Li, the deputy director at the Development Research Center of China’s State Council, penned an article in Sept 2011 predicting that there will be a major banking crisis in July or August this year caused by excessive local government debt or a housing bubble.Born in 1966 in south-central China’s Hunan province, Li graduated with a doctorate in economics from Hubei’s Huazhong University of Science and Technology in 1992. Mentored by some of the most famous economics professors in China, Li has worked as a researcher and professor, teaching classes at his alma mater Huazhong and the Chinese Academy of Social Sciences, as well as real estate companies, investment banks and property developers across the country.
He has been involved in several major domestic and international research projects and published dozens of articles in major national newspapers. He has also been a leader of more than 20 major research reports for the State Council and penned more than 50 internal papers while working in the private sector. Over the years, his writings have won four China Development Research Awards.

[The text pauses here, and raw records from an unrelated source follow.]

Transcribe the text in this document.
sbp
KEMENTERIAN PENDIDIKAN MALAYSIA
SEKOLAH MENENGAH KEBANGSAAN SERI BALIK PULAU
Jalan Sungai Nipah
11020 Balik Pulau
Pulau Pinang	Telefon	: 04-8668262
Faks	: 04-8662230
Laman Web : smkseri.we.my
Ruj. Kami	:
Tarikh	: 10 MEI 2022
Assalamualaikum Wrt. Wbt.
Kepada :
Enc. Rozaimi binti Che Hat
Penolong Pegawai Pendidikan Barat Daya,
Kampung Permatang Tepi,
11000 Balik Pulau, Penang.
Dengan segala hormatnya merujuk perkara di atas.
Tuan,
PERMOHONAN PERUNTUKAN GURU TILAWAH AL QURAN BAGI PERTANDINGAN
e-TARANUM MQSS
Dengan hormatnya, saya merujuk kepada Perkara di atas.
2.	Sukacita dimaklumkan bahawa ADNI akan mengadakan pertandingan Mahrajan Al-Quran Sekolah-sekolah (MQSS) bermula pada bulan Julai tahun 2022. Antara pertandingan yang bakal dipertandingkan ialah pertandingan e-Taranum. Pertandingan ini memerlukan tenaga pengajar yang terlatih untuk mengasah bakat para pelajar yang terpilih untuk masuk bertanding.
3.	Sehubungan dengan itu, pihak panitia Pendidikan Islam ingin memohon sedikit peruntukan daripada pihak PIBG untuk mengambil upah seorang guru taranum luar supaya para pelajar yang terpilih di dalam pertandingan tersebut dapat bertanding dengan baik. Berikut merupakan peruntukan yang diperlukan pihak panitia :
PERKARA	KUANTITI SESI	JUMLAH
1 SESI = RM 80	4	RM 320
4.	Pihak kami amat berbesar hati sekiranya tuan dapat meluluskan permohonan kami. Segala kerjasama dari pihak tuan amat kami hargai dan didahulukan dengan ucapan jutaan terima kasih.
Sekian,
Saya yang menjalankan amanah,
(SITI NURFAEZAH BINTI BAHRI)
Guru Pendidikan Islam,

Li said back in 2011 that property developers were experiencing worsening cash flow problems after their four main sources of funding — sales, credit, the capital market and trust financing — had all been on the decline or have hit bottlenecks. Despite having made a lot of money from China’s housing market in recent years, the developers believed they would not be able to hold on for much longer if conditions did not improve.
Housing prices will definitely take a dive, Li said, though it is not clear how far. It is possible that the new Chinese government, led by president Xi Jinping, could maintain tight controls to limit the drop to about 10%-20%, though Li did not rule out the possibility of a US-like collapse where property prices dropped by as much as 50% to nearly 100% in some cases.
Li’s astounding accuracy in predicting China’s economy has led to him earning the nickname “China’s most successful doomsayer.”